What Is Sustainability?
To really understand sustainable fashion, you have to understand the concept of sustainability. Most people just think of climate change when you hear the word “sustainable”, but it’s about more than that. Yes, sustainability relates to the world and how we can interact with it and its resources… but it’s also about how our present steps affect the future of our planet. The United Nations defines it as “meeting the needs of the present without compromising the ability of future generations to meet their own needs”.

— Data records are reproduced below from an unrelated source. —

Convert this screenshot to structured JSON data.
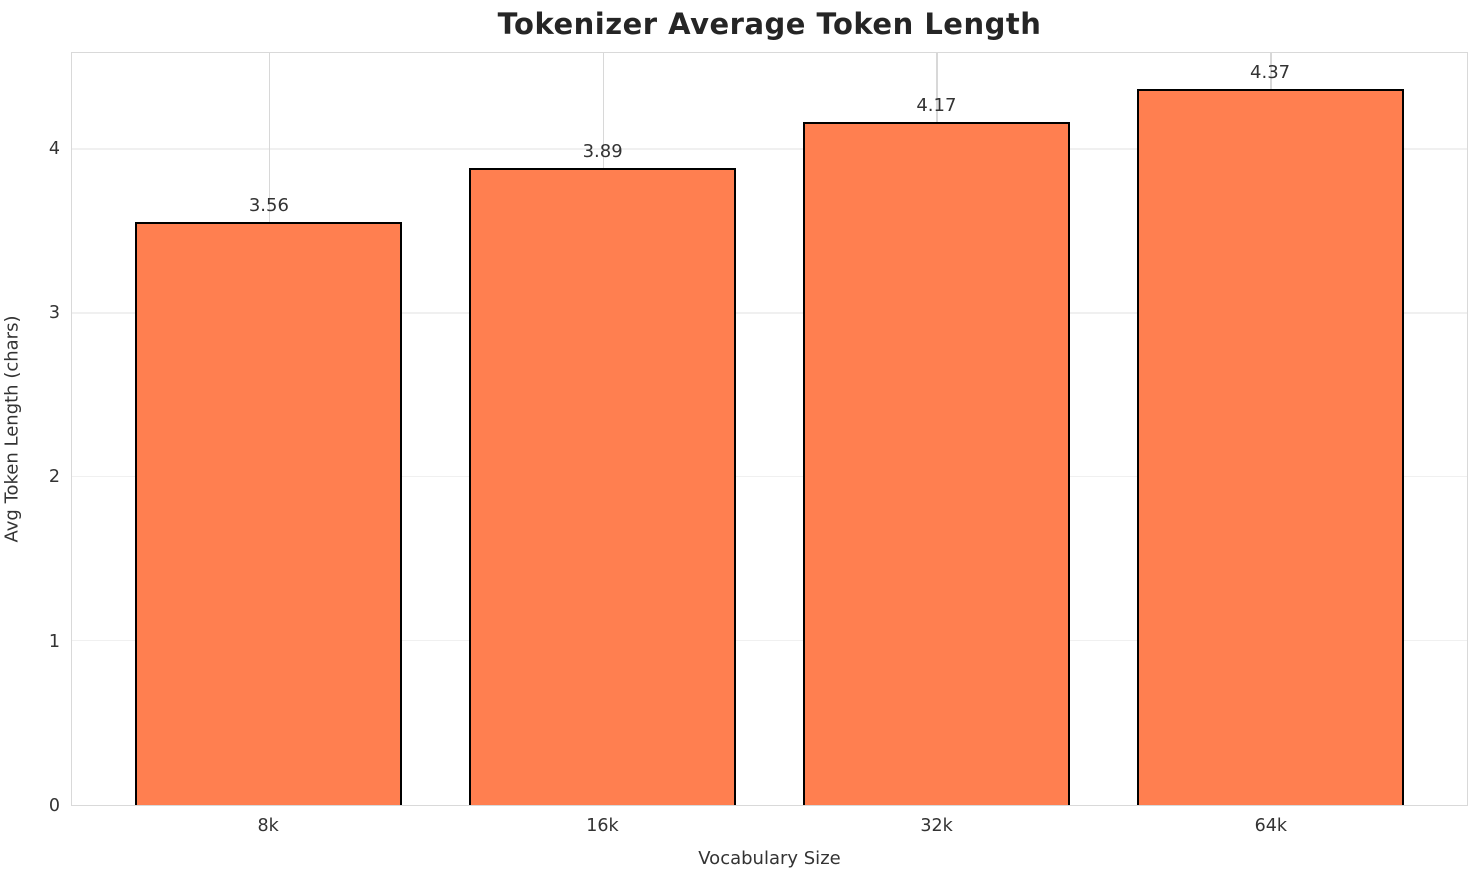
{
  "chart_data": {
    "type": "bar",
    "title": "Tokenizer Average Token Length",
    "xlabel": "Vocabulary Size",
    "ylabel": "Avg Token Length (chars)",
    "categories": [
      "8k",
      "16k",
      "32k",
      "64k"
    ],
    "values": [
      3.56,
      3.89,
      4.17,
      4.37
    ],
    "value_labels": [
      "3.56",
      "3.89",
      "4.17",
      "4.37"
    ],
    "yticks": [
      0,
      1,
      2,
      3,
      4
    ],
    "ylim": [
      0,
      4.59
    ],
    "grid": true,
    "legend": false,
    "colors": {
      "bar_fill": "#ff7f50",
      "bar_edge": "#000000",
      "spine": "#d9d9d9",
      "grid_horizontal": "#f0f0f0",
      "grid_vertical": "#d8d8d8",
      "text": "#333333",
      "title": "#252525"
    }
  }
}
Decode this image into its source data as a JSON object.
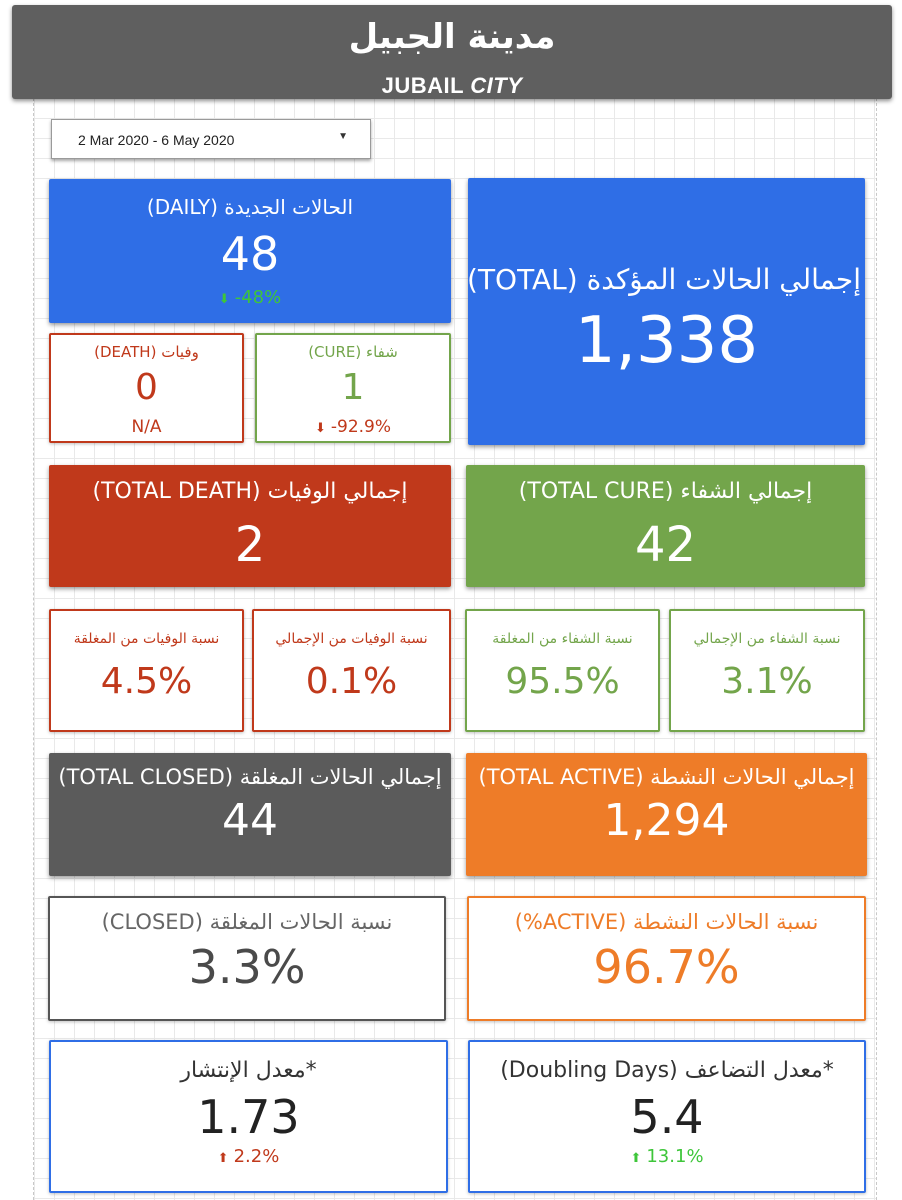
{
  "header": {
    "title_ar": "مدينة الجبيل",
    "title_en_part1": "JUBAIL ",
    "title_en_part2": "CITY"
  },
  "date_range": {
    "value": "2 Mar 2020 - 6 May 2020"
  },
  "colors": {
    "blue": "#2f6ee6",
    "red": "#c0391b",
    "green": "#73a54b",
    "gray": "#5b5b5b",
    "orange": "#ee7c28",
    "delta_up_green": "#3ec63a",
    "delta_down_red": "#c0391b"
  },
  "cards": {
    "daily_new": {
      "label": "الحالات الجديدة (DAILY)",
      "value": "48",
      "delta": "-48%",
      "delta_dir": "down"
    },
    "total_confirmed": {
      "label": "إجمالي الحالات المؤكدة (TOTAL)",
      "value": "1,338"
    },
    "daily_death": {
      "label": "وفيات (DEATH)",
      "value": "0",
      "sub": "N/A"
    },
    "daily_cure": {
      "label": "شفاء (CURE)",
      "value": "1",
      "delta": "-92.9%",
      "delta_dir": "down"
    },
    "total_death": {
      "label": "إجمالي الوفيات (TOTAL DEATH)",
      "value": "2"
    },
    "total_cure": {
      "label": "إجمالي الشفاء (TOTAL CURE)",
      "value": "42"
    },
    "death_of_closed": {
      "label": "نسبة الوفيات من المغلقة",
      "value": "4.5%"
    },
    "death_of_total": {
      "label": "نسبة الوفيات من الإجمالي",
      "value": "0.1%"
    },
    "cure_of_closed": {
      "label": "نسبة الشفاء من المغلقة",
      "value": "95.5%"
    },
    "cure_of_total": {
      "label": "نسبة الشفاء من الإجمالي",
      "value": "3.1%"
    },
    "total_closed": {
      "label": "إجمالي الحالات المغلقة (TOTAL CLOSED)",
      "value": "44"
    },
    "total_active": {
      "label": "إجمالي الحالات النشطة (TOTAL ACTIVE)",
      "value": "1,294"
    },
    "closed_pct": {
      "label": "نسبة الحالات المغلقة (CLOSED)",
      "value": "3.3%"
    },
    "active_pct": {
      "label": "نسبة الحالات النشطة (ACTIVE%)",
      "value": "96.7%"
    },
    "spread_rate": {
      "label": "*معدل الإنتشار",
      "value": "1.73",
      "delta": "2.2%",
      "delta_dir": "up"
    },
    "doubling_days": {
      "label": "*معدل التضاعف (Doubling Days)",
      "value": "5.4",
      "delta": "13.1%",
      "delta_dir": "up"
    }
  }
}
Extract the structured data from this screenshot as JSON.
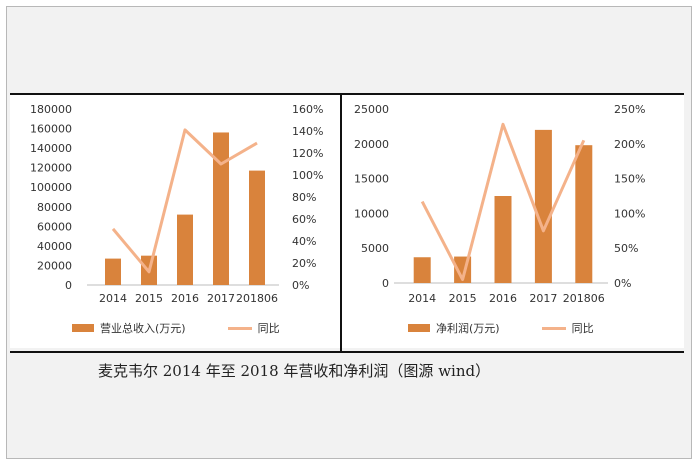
{
  "caption": "麦克韦尔 2014 年至 2018 年营收和净利润（图源 wind）",
  "colors": {
    "bar": "#d9833c",
    "line": "#f4b28a",
    "axis": "#bdbdbd",
    "text": "#333333"
  },
  "chart_data": [
    {
      "type": "bar+line",
      "categories": [
        "2014",
        "2015",
        "2016",
        "2017",
        "201806"
      ],
      "series": [
        {
          "name": "营业总收入(万元)",
          "type": "bar",
          "axis": "left",
          "values": [
            27000,
            30000,
            72000,
            156000,
            117000
          ]
        },
        {
          "name": "同比",
          "type": "line",
          "axis": "right",
          "values": [
            51,
            12,
            141,
            110,
            129
          ]
        }
      ],
      "ylim_left": [
        0,
        180000
      ],
      "yticks_left": [
        "0",
        "20000",
        "40000",
        "60000",
        "80000",
        "100000",
        "120000",
        "140000",
        "160000",
        "180000"
      ],
      "ylim_right": [
        0,
        160
      ],
      "yticks_right": [
        "0%",
        "20%",
        "40%",
        "60%",
        "80%",
        "100%",
        "120%",
        "140%",
        "160%"
      ],
      "legend_position": "bottom",
      "grid": false
    },
    {
      "type": "bar+line",
      "categories": [
        "2014",
        "2015",
        "2016",
        "2017",
        "201806"
      ],
      "series": [
        {
          "name": "净利润(万元)",
          "type": "bar",
          "axis": "left",
          "values": [
            3700,
            3800,
            12500,
            22000,
            19800
          ]
        },
        {
          "name": "同比",
          "type": "line",
          "axis": "right",
          "values": [
            117,
            5,
            228,
            75,
            205
          ]
        }
      ],
      "ylim_left": [
        0,
        25000
      ],
      "yticks_left": [
        "0",
        "5000",
        "10000",
        "15000",
        "20000",
        "25000"
      ],
      "ylim_right": [
        0,
        250
      ],
      "yticks_right": [
        "0%",
        "50%",
        "100%",
        "150%",
        "200%",
        "250%"
      ],
      "legend_position": "bottom",
      "grid": false
    }
  ]
}
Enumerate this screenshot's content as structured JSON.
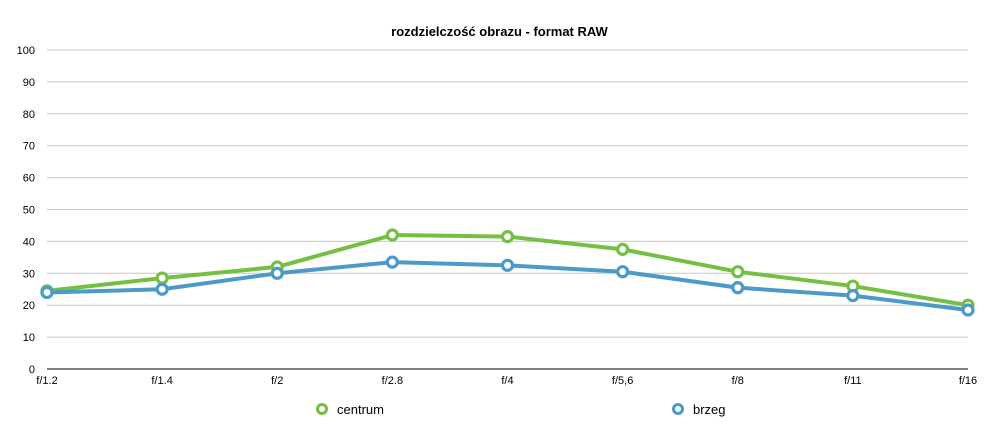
{
  "chart_data": {
    "type": "line",
    "title": "rozdzielczość obrazu - format RAW",
    "xlabel": "",
    "ylabel": "",
    "categories": [
      "f/1.2",
      "f/1.4",
      "f/2",
      "f/2.8",
      "f/4",
      "f/5,6",
      "f/8",
      "f/11",
      "f/16"
    ],
    "ylim": [
      0,
      100
    ],
    "yticks": [
      0,
      10,
      20,
      30,
      40,
      50,
      60,
      70,
      80,
      90,
      100
    ],
    "grid": true,
    "legend_position": "bottom",
    "series": [
      {
        "name": "centrum",
        "color": "#74c044",
        "values": [
          24.5,
          28.5,
          32,
          42,
          41.5,
          37.5,
          30.5,
          26,
          20
        ]
      },
      {
        "name": "brzeg",
        "color": "#4d9ac9",
        "values": [
          24,
          25,
          30,
          33.5,
          32.5,
          30.5,
          25.5,
          23,
          18.5
        ]
      }
    ]
  }
}
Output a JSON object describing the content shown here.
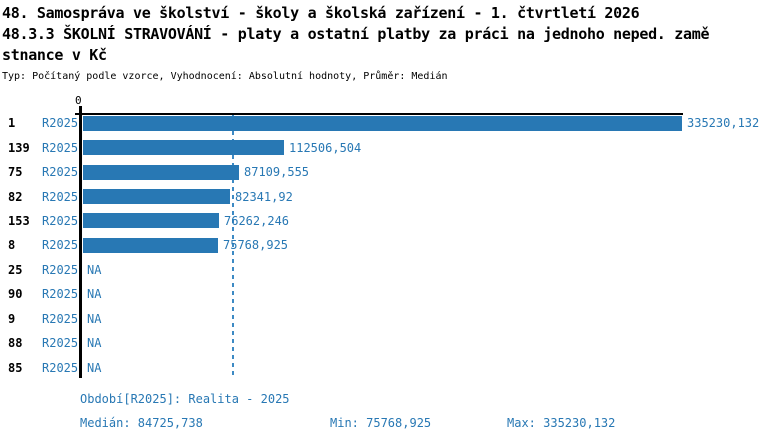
{
  "header": {
    "title_line1": "48. Samospráva ve školství - školy a školská zařízení - 1. čtvrtletí 2026",
    "title_line2": "48.3.3 ŠKOLNÍ STRAVOVÁNÍ - platy a ostatní platby za práci na jednoho neped. zamě",
    "title_line3": "stnance v Kč",
    "subtitle": "Typ: Počítaný podle vzorce, Vyhodnocení: Absolutní hodnoty, Průměr: Medián"
  },
  "colors": {
    "bar": "#2878b4",
    "blue_text": "#2878b4",
    "axis": "#000000",
    "median_line": "#3d8ac4"
  },
  "chart_data": {
    "type": "bar",
    "orientation": "horizontal",
    "value_axis": {
      "zero_label": "0",
      "min": 0,
      "max_value": 335230.132,
      "grid": false
    },
    "median_value": 84725.738,
    "rows": [
      {
        "category": "1",
        "period": "R2025",
        "value": 335230.132,
        "value_label": "335230,132"
      },
      {
        "category": "139",
        "period": "R2025",
        "value": 112506.504,
        "value_label": "112506,504"
      },
      {
        "category": "75",
        "period": "R2025",
        "value": 87109.555,
        "value_label": "87109,555"
      },
      {
        "category": "82",
        "period": "R2025",
        "value": 82341.92,
        "value_label": "82341,92"
      },
      {
        "category": "153",
        "period": "R2025",
        "value": 76262.246,
        "value_label": "76262,246"
      },
      {
        "category": "8",
        "period": "R2025",
        "value": 75768.925,
        "value_label": "75768,925"
      },
      {
        "category": "25",
        "period": "R2025",
        "value": null,
        "value_label": "NA"
      },
      {
        "category": "90",
        "period": "R2025",
        "value": null,
        "value_label": "NA"
      },
      {
        "category": "9",
        "period": "R2025",
        "value": null,
        "value_label": "NA"
      },
      {
        "category": "88",
        "period": "R2025",
        "value": null,
        "value_label": "NA"
      },
      {
        "category": "85",
        "period": "R2025",
        "value": null,
        "value_label": "NA"
      }
    ]
  },
  "footer": {
    "period_info": "Období[R2025]: Realita - 2025",
    "median_label": "Medián: 84725,738",
    "min_label": "Min: 75768,925",
    "max_label": "Max: 335230,132"
  }
}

In essence, sustainability is not the solution for climate change—climate change is the challenge we face in creating a more sustainable future.
Sustainability in Fashion
According to the Journal of Fashion Marketing and Management, sustainable fashion is part of the slow fashion movement which started in the 1960’s when shoppers became aware of the impact that the clothing and textile industry had on the environment, and demanded change.
It, in essence, focuses on how we treat people (both employees and consumers), and our planet. Rather than paying people in developing countries less than a living wage to produce clothes in unsafe working conditions to create low quality clothing that will fall apart or be cast aside in less than a year, consumers are encouraged to go for quality. It focuses on reusing textiles instead of shipping them off to third world countries to create more waste.
It's about good working conditions and the reduction of manufacturing practices that are harmful to the environment. It’s about quality over quantity and the promotion of ethical practices in the fashion industry. It’s about transparency in the manufacturing process. And more importantly it’s about meeting the present needs of the fashion industry without compromising the planet—or the people living on it.
Unfortunately, today’s fashion is not meant to be sustainable. It’s meant to be disposable. With 52 fashion seasons in a year, the fast fashion industry wants you to buy cheap clothes and get rid of it with each season. The more you shop, the more they profit. In other words, choosing sustainability doesn’t just help textile workers and the planet, it also saves you money.
A Call for Change
In 2018, the UN created the Fashion Industry Charter for Climate Action, with the goal of reaching net zero greenhouse gas emissions by 2050. This falls in line with the goal of keeping global warming below 1.5 degrees. Slowly but surely, slow fashion brands are increasing and consumers are becoming more aware of the issues at hand. But awareness is only step one. The real question is, what can we as consumers do to meet sustainability goals?
There are numerous ways, from choosing low impact natural materials like hemp, linen, and organic cotton to name a few to investing in thrifted clothing, or fabrics made from recycled fibers or deadstock. Purchasing locally made items or simply prolonging the life of your own clothes also helps the sustainable fashion movement.
Choosing to be more sustainable doesn’t mean you have to throw out all your clothes and invest in pricey, high-quality pieces you can’t afford. It’s okay to start small. Maybe for you that just means you start separating your clothes instead of throwing all your clothes in one load. Or maybe it just means reading this article. But that’s still a start.